As a senator, Mr. Biden would often emphatically or emotionally question nominees on issues such as civil rights and the right to privacy.

“Just talk to me as a father,” he asked John G. Roberts Jr. during a Senate confirmation hearing in 2005, seeking to understand how Mr. Roberts felt about end-of-life planning. “Just tell me, just philosophically, what do you think?” (Mr. Roberts, now the chief justice, declined to answer the question on those terms.)

Mr. Peck said Mr. Biden was most likely using that same method during interviews, with an ear for what senators would be looking to hear during a confirmation hearing.

“I’m sure the conversations include the kind of discussions that allow him to kind of gain a bit of insight into a potential nominee’s value system,” he said. “He’s going to want someone who can forge consensus, who can write powerful majority opinions and can also express dissenting views in a clear way that people can understand.”

In the White House, Mr. Biden is surrounded by people who understand the workings of the court, including his chief of staff, Ron Klain. He was Mr. Biden’s counsel on the Judiciary Committee during the 1991 showdown over the nomination of Justice Thomas, and he was a top court adviser to Presidents Bill Clinton and Barack Obama. Dana Remus, the White House counsel, formerly clerked for Justice Samuel A. Alito Jr., a member of the court’s conservative wing.

Among his other advisers on the matter are Cedric Richmond, the director of the White House Office of Public Engagement, and Kamala Harris, the vice president, though she was out of the country when interviews began.

Mr. Biden and his advisers are relying on Doug Jones, a former Alabama senator who will help the eventual nominee navigate the Senate. Mr. Jones began placing phone calls to lawmakers on Capitol Hill last week. Senator Charles E. Grassley of Iowa, the top Republican on the Judiciary Committee, was one of the first people to receive a call from what a senior White House official said was a “call list” of former colleagues to get their insight and advice.

In that discussion, according to a person who was briefed on it, Mr.
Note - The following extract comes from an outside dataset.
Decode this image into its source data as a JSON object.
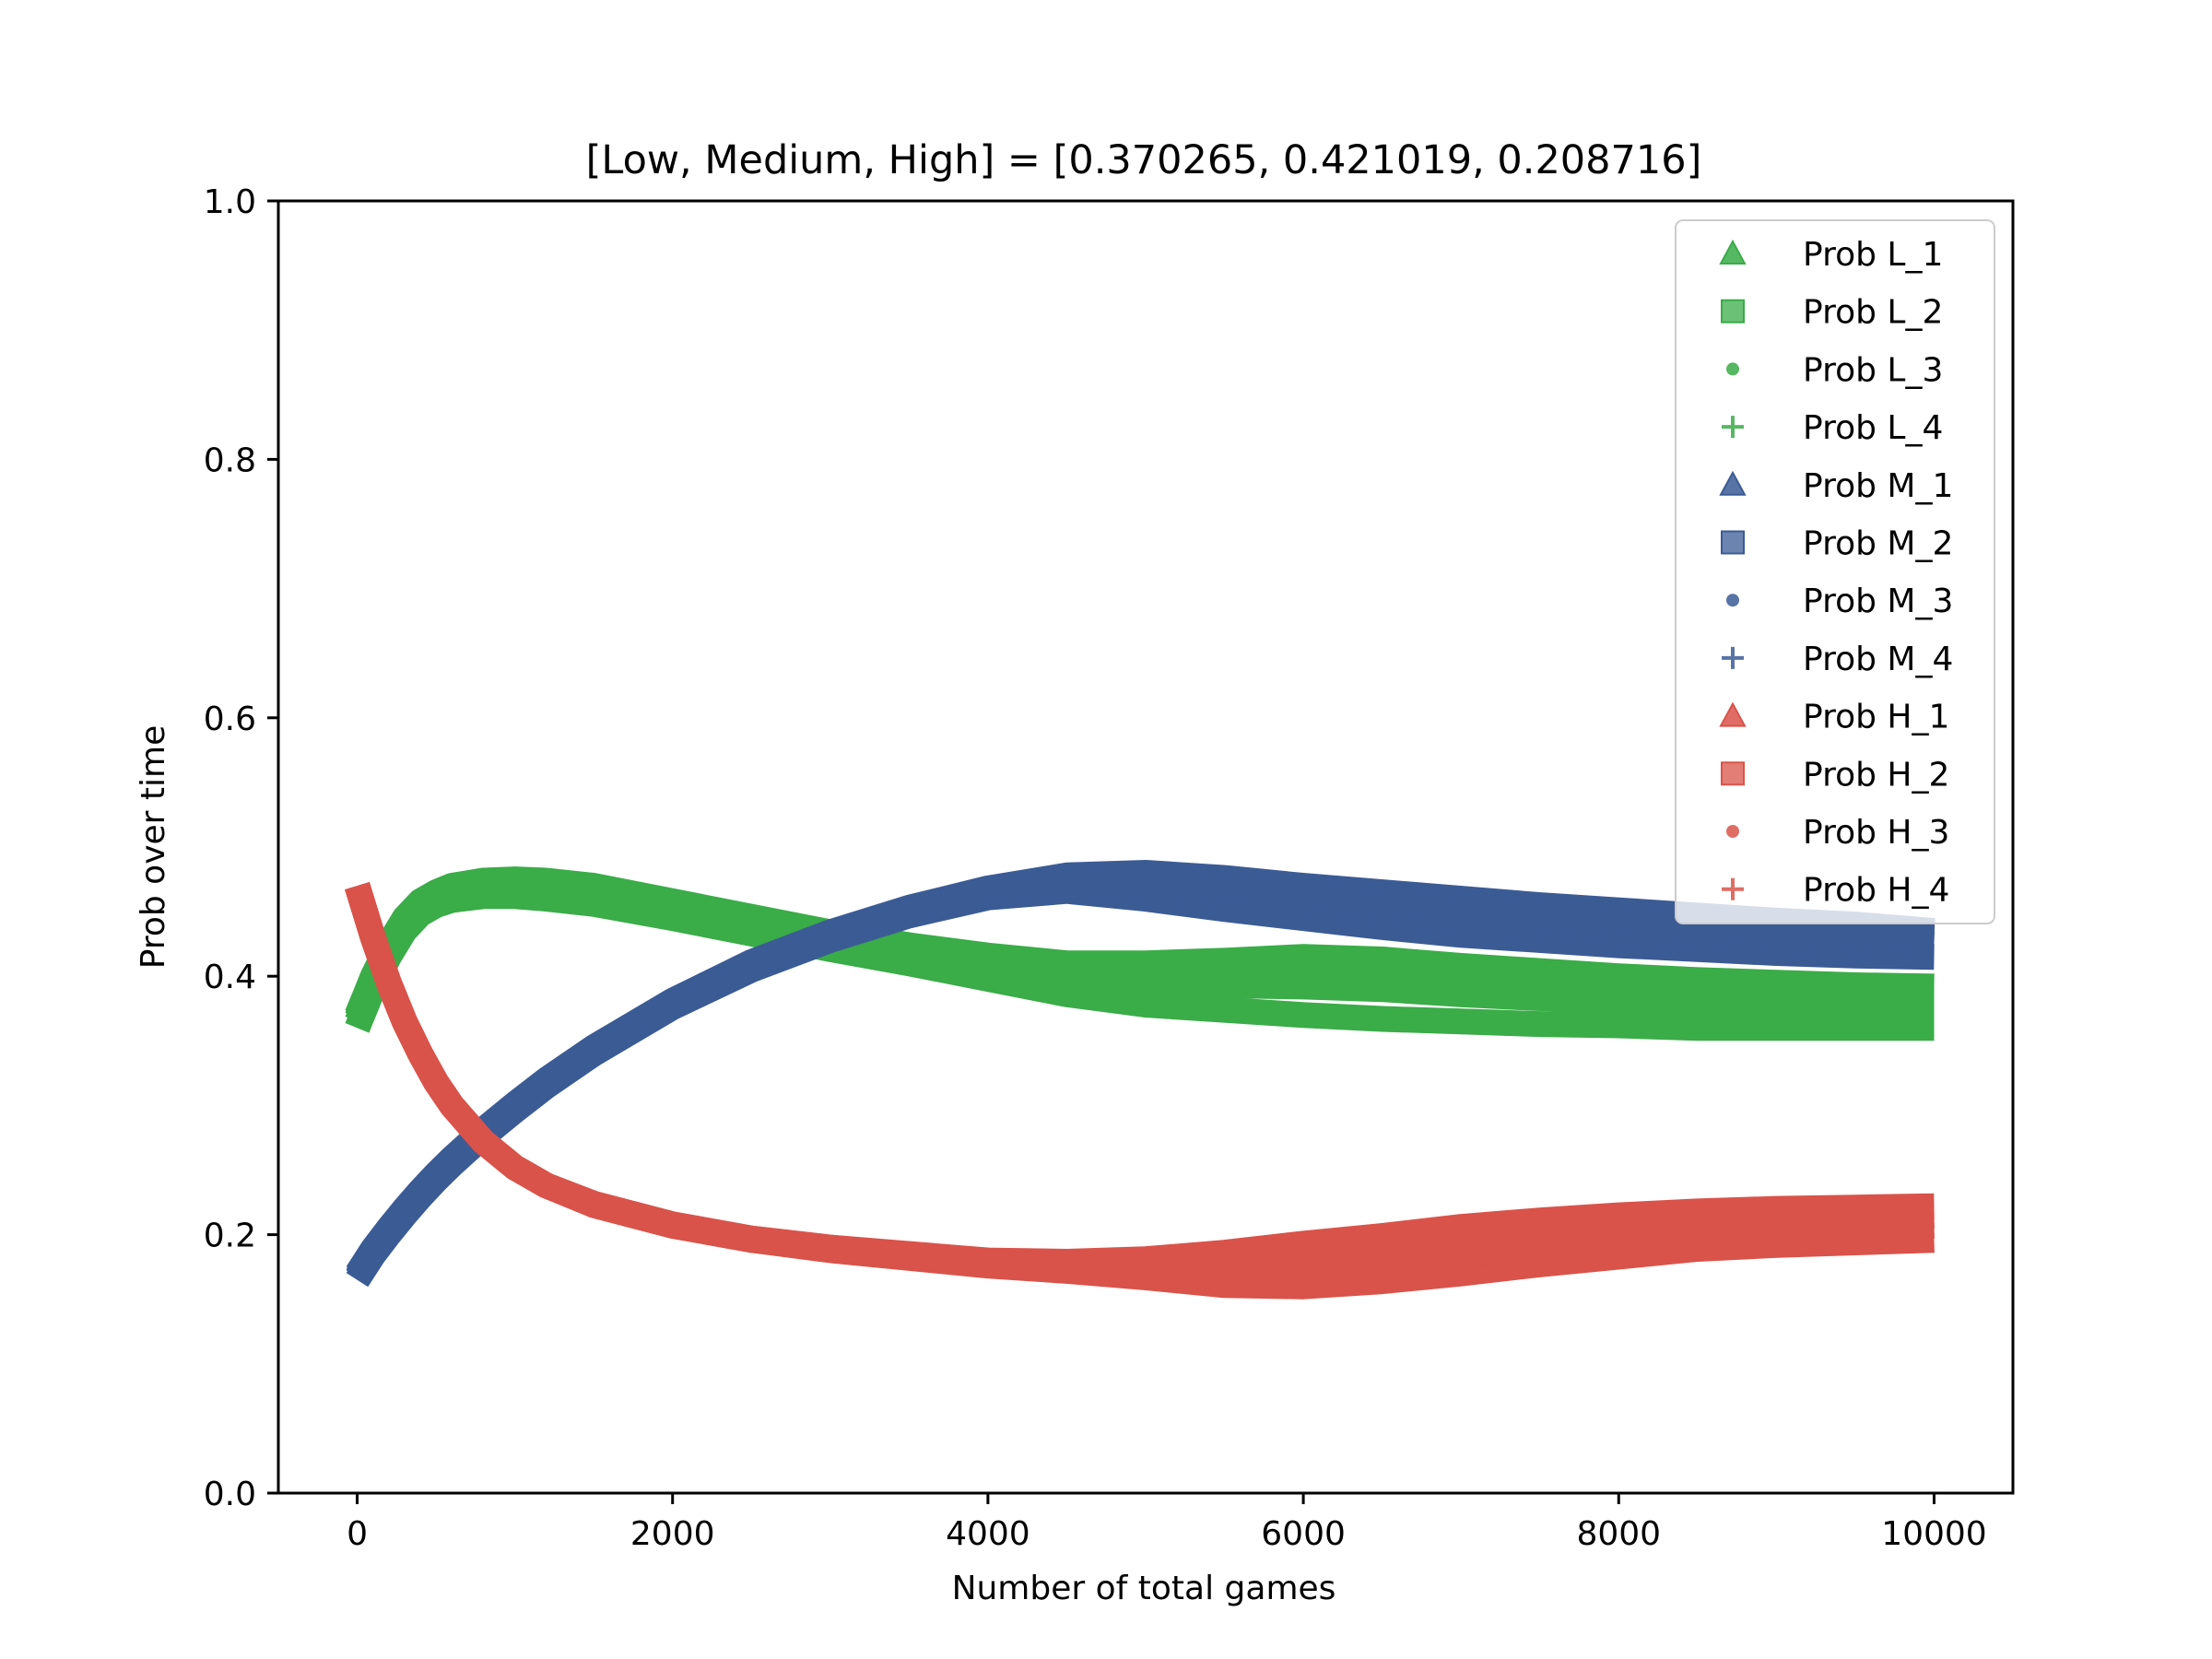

Grassley told Mr. Jones that he was concerned the White House might only offer Zoom meetings with the nominee, and wanted assurance that any senator who wanted an in-person interview with the nominee could have one.

In multiple daily debriefing calls, Mr. Jones has forwarded lawmaker concerns to Louisa Terrell, White House director of the Office of Legislative Affairs, or Reema B. Dodin, the office’s deputy director, a senior administration official said.

Michael Gerhardt, a law professor at the University of North Carolina at Chapel Hill and former special counsel to the Judiciary Committee, praised the team around the president, but said Mr. Biden risked a “political cost” by taking his time to choose someone as the situation in Ukraine unfolded.

“He’s literally facing the two likeliest issues to draw attention and hopefully draw support but also likely draw opposition,” Mr. Gerhardt said. “There’s no margin for error.”